Aménagement du territoire ou territoires à ménager
A propos de la ville à la campagne et de la ferme à la ville
Aménagement du territoire et urbanisme… Diable que ces termes me font peur! Ne traduisent-ils pas la volonté de tout changer, de tout maîtriser, de tout discipliner ? Ne nous disent-ils pas que ce qui est naturel, inattendu, imprévu dans nos paysages attend d'être contrôlé ?

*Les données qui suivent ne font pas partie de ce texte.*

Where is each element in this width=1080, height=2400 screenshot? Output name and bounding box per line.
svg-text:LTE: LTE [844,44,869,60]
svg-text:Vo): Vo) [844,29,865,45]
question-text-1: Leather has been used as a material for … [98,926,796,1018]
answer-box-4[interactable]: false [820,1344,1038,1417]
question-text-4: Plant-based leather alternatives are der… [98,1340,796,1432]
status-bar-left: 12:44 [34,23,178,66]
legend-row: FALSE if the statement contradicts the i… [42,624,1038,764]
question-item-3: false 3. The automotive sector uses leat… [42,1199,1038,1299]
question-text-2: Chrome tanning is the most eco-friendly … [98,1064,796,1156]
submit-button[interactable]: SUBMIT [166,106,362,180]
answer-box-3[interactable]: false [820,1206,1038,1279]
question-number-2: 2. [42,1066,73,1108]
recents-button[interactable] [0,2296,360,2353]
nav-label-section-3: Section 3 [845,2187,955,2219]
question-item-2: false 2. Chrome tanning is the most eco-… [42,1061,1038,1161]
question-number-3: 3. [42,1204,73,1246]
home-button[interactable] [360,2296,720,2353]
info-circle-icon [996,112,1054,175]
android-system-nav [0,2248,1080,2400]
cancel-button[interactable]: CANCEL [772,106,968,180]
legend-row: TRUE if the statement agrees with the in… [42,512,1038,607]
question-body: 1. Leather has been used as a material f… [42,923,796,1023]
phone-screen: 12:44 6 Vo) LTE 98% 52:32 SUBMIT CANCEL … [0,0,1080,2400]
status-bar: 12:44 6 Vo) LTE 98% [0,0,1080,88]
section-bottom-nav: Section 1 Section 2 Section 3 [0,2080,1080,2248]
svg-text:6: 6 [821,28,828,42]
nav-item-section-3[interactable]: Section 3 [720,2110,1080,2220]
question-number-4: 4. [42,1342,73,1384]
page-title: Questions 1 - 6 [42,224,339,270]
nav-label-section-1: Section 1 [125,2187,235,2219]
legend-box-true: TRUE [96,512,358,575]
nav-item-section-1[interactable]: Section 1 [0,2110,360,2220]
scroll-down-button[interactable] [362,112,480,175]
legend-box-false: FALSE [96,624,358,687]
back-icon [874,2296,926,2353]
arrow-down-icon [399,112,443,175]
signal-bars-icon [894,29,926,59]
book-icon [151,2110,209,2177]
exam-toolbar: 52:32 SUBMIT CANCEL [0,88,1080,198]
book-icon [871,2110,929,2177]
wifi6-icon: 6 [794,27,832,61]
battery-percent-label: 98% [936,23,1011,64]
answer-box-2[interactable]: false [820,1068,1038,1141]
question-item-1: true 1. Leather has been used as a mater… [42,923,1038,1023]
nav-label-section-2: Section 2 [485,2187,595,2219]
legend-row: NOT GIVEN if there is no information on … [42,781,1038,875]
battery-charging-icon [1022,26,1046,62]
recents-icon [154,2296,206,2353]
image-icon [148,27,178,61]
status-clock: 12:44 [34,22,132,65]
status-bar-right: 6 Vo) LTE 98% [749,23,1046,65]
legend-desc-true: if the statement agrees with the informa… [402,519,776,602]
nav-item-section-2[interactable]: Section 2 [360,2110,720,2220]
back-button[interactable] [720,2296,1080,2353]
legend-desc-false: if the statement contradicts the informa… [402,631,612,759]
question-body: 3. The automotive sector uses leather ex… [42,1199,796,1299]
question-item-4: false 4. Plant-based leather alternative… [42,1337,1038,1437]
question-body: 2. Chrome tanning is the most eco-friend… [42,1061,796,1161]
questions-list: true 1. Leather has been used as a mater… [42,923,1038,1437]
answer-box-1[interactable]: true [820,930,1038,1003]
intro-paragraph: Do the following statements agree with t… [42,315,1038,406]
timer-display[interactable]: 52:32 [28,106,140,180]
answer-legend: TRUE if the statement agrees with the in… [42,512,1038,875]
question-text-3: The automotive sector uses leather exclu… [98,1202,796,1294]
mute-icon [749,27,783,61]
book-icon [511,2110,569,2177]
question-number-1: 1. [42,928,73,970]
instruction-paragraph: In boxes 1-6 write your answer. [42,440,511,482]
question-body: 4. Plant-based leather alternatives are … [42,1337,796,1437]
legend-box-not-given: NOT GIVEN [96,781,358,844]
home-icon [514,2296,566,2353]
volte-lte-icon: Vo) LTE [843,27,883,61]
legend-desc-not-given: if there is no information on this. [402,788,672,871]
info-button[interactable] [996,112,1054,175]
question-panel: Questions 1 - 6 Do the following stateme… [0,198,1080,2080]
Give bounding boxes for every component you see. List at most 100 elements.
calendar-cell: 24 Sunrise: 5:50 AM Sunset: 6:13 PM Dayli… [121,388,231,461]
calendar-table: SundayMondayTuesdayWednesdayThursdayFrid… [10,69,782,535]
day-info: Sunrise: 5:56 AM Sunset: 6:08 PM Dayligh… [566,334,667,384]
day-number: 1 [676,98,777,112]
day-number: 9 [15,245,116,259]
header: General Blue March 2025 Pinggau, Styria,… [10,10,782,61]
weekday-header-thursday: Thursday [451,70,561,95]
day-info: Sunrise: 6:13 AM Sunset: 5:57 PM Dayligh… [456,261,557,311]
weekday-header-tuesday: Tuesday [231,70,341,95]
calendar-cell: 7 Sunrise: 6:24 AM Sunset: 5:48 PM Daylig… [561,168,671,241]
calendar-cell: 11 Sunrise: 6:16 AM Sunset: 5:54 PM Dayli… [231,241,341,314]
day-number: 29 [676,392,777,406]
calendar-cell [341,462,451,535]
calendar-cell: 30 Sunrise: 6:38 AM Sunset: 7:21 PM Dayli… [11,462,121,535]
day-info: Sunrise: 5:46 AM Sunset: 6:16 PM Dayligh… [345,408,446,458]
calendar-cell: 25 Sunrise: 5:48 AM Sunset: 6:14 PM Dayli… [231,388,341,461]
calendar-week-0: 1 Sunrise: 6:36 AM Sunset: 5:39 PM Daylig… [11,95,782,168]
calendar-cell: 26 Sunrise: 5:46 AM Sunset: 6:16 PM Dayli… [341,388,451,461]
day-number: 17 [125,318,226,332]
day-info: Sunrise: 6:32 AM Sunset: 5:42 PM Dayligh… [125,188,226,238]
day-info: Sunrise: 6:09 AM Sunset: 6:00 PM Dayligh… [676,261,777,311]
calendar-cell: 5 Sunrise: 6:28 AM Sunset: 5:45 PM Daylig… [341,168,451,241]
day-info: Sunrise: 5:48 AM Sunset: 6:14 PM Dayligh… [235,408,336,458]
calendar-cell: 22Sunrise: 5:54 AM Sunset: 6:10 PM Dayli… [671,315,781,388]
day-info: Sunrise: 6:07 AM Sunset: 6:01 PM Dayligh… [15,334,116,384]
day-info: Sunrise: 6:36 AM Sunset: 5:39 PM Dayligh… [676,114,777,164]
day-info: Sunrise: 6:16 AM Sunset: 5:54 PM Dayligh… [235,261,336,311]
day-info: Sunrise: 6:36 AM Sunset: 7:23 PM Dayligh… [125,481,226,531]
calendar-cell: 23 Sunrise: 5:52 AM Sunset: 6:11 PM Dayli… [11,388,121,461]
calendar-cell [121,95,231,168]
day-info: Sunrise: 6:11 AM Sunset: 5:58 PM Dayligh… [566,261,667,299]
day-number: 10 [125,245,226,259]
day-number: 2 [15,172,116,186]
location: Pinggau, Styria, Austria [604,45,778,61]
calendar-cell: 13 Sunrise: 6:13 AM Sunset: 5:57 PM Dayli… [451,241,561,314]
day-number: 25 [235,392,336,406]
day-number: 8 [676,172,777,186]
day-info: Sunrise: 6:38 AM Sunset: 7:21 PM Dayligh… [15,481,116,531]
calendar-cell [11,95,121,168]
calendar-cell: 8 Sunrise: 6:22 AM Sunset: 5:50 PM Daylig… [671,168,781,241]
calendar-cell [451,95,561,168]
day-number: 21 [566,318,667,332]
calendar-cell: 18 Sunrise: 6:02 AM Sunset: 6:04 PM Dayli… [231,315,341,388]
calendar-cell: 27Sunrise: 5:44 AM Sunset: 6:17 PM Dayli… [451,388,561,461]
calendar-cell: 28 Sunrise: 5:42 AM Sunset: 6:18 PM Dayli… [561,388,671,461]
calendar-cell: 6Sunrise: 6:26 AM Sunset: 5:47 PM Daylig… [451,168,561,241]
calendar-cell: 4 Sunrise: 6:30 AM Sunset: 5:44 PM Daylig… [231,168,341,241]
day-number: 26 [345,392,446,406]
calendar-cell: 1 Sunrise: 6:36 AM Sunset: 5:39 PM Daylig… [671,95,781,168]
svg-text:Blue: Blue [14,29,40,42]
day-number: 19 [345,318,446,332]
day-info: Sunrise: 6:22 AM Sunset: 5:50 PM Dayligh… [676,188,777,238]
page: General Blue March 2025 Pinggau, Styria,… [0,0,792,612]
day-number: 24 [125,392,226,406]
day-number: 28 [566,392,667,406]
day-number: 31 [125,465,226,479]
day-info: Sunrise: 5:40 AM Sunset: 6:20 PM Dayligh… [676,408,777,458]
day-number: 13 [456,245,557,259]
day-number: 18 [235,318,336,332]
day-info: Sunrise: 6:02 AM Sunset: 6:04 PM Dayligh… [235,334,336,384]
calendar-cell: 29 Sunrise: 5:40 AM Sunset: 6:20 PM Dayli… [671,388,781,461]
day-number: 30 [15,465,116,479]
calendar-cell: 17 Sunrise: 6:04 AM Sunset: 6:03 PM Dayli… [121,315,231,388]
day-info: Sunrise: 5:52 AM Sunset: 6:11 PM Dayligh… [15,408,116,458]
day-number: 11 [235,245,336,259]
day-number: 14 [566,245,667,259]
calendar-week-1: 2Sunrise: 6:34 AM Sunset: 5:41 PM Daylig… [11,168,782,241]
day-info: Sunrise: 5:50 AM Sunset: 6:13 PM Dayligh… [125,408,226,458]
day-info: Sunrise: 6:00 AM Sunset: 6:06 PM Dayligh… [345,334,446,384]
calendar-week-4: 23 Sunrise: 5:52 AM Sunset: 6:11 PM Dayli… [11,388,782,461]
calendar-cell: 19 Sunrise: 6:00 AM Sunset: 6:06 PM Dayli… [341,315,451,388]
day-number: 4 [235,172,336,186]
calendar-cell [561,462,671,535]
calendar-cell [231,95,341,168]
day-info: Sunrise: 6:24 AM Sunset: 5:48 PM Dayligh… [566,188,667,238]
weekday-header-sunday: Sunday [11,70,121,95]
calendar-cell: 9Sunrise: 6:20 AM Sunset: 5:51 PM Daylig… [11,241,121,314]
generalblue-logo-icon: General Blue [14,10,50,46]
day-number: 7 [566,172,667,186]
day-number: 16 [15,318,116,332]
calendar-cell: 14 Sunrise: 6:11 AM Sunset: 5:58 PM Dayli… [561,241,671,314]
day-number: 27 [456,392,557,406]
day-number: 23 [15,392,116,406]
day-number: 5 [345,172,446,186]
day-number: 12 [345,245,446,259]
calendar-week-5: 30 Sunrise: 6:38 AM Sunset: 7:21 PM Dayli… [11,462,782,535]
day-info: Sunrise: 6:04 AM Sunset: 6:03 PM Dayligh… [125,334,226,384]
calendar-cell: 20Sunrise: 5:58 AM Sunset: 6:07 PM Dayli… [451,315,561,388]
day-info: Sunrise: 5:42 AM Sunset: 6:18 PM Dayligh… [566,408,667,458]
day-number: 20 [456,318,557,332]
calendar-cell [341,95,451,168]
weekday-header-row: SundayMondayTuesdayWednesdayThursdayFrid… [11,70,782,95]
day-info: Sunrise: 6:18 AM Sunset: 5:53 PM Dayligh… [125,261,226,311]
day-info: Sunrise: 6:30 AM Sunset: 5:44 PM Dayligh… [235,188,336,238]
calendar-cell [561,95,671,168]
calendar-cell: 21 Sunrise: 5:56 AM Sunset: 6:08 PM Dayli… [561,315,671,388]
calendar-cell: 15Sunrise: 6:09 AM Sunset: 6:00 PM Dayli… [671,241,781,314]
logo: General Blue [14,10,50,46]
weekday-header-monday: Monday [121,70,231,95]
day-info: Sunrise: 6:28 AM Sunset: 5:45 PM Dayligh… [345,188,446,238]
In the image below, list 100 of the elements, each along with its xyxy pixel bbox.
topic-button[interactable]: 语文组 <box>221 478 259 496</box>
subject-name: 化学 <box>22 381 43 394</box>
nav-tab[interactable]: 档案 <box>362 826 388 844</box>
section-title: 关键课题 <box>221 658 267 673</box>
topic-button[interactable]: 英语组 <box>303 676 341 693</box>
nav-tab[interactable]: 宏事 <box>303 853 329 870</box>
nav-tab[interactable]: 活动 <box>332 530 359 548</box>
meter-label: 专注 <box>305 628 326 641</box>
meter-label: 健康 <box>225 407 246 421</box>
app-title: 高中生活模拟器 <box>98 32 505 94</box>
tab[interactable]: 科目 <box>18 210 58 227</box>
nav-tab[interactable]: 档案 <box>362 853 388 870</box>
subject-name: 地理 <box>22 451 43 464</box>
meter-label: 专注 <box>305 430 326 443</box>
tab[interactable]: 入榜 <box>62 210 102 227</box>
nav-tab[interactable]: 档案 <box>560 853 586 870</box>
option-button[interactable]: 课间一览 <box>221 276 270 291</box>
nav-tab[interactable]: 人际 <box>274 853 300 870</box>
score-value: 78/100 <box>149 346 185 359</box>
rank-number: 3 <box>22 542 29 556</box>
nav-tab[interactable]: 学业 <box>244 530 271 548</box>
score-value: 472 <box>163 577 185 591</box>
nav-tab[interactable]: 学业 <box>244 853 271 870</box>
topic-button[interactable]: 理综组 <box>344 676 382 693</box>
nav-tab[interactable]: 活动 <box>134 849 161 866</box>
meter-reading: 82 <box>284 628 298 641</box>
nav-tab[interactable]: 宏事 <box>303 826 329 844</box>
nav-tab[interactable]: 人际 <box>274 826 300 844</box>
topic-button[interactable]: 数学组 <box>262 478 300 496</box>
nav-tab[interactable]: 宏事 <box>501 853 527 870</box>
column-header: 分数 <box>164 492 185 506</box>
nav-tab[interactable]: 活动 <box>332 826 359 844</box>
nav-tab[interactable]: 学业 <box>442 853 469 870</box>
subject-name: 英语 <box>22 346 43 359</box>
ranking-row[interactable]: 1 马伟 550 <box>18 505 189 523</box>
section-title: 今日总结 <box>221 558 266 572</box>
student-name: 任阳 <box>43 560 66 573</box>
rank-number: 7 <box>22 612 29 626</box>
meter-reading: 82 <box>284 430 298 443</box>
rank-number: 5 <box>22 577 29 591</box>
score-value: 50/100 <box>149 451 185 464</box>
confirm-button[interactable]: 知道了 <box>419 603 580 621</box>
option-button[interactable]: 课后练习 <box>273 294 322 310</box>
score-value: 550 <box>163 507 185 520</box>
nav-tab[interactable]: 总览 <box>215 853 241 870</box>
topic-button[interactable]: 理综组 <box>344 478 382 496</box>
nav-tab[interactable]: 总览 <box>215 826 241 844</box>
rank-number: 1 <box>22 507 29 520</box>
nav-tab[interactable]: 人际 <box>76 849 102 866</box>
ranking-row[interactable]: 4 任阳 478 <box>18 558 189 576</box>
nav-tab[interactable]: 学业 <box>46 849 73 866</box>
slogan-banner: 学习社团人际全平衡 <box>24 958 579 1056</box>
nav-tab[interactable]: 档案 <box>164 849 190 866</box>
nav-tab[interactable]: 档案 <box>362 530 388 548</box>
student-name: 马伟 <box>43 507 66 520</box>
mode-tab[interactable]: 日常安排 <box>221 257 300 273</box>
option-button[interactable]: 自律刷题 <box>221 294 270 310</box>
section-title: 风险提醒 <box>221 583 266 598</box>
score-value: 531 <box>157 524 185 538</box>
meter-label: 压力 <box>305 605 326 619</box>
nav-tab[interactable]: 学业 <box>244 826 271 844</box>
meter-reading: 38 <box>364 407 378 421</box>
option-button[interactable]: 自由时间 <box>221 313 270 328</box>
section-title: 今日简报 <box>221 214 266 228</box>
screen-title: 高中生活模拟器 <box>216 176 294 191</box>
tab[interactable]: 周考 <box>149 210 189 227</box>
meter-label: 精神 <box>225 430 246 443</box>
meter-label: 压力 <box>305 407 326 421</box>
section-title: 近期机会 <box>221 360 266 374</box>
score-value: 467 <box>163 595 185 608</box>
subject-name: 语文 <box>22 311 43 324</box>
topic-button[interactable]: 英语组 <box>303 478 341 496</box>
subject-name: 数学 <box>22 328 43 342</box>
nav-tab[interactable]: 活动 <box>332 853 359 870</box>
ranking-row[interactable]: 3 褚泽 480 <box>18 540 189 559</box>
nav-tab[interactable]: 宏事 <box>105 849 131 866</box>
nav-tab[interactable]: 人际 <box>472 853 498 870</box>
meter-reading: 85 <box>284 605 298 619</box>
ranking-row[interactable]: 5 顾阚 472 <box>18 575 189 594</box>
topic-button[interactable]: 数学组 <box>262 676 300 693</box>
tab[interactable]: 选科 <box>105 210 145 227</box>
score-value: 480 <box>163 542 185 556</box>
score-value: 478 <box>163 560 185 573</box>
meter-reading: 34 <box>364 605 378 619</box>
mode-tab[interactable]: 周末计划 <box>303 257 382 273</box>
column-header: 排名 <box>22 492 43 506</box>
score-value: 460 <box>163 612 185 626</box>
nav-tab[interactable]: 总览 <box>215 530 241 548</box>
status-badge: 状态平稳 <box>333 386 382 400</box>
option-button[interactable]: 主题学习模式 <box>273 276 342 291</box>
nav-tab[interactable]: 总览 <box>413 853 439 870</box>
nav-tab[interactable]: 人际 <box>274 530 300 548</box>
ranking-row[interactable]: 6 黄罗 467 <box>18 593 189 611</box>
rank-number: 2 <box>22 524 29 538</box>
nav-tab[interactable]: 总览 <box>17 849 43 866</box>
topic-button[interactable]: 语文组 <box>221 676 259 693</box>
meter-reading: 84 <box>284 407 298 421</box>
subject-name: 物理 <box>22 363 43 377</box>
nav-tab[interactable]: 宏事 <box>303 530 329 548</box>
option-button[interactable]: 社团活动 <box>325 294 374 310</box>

Comme si, à l'ordre des lois du cosmos qui fait la diversité, l'harmonie et l'évolution des paysages de la Terre, il fallait coûte que coûte aplanir, cultiver, hérisser de murs, tapisser de routes, bref, imposer l'ordre humain... Un peu, certainement, mais à ce point ?
En janvier, nous célébrions le début de l'année de la biodiversité et nous avons lié son sort à celui du climat. Aujourd'hui, ce nouveau dossier de SYMBIOSES nous invite à poursuivre notre réflexion autour de l'urgence suprême : faire naître dans l'esprit des hommes une nouvelle approche ! Qui soit globale, systémique et attire notre attention sur les liens entre les crises environnementales, économiques et sociales.
Et l'aménagement du territoire (ou destruction progressive du maillage écologique) et l'urbanisme (ou transformation progressive des campagnes en zones périurbaines) est bien au cœur de ce propos.
Vous pensez sans doute que je suis trop dur, trop peu nuancé ? Sans doute, mais comment ne pas avoir « l'alarme à l'œil » lorsque les liens sont de mieux en mieux établis entre l'augmentation des inondations partout en Europe, les changements climatiques et la boulimie incontrôlée des sols* ?
Comment ne pas attirer l'attention sur la pression exercée sur les terres agricoles, sensées produire de la nourriture (à moins que l'on ne l'importe davantage du Kenya, du Chili ou de Nouvelle Zélande ?), sollicitées pour être couvertes de lotissements et zoning étalés, entourés de pelouses immenses ? Le cas récent de Citta Verde, comme ceux d’autres complexes commerciaux ou industriels, est exemplatif et au croisement des questions d’emplois, de mobilité, de fiscalité. Le tout pimenté d’une bonne dose d’hypermédiatisation compulsive, de récupération politique et de discours émotionnels.
La Wallonie a perdu 1000 km 2 de nature en 20 ans, révélait la presse en janvier dernier. 1000 km 2 dont 825 bâtis et résidentiels supplémentaires. Sur les 1000 km 2 perdus, 361 km2 de terres agricoles... et le reste ?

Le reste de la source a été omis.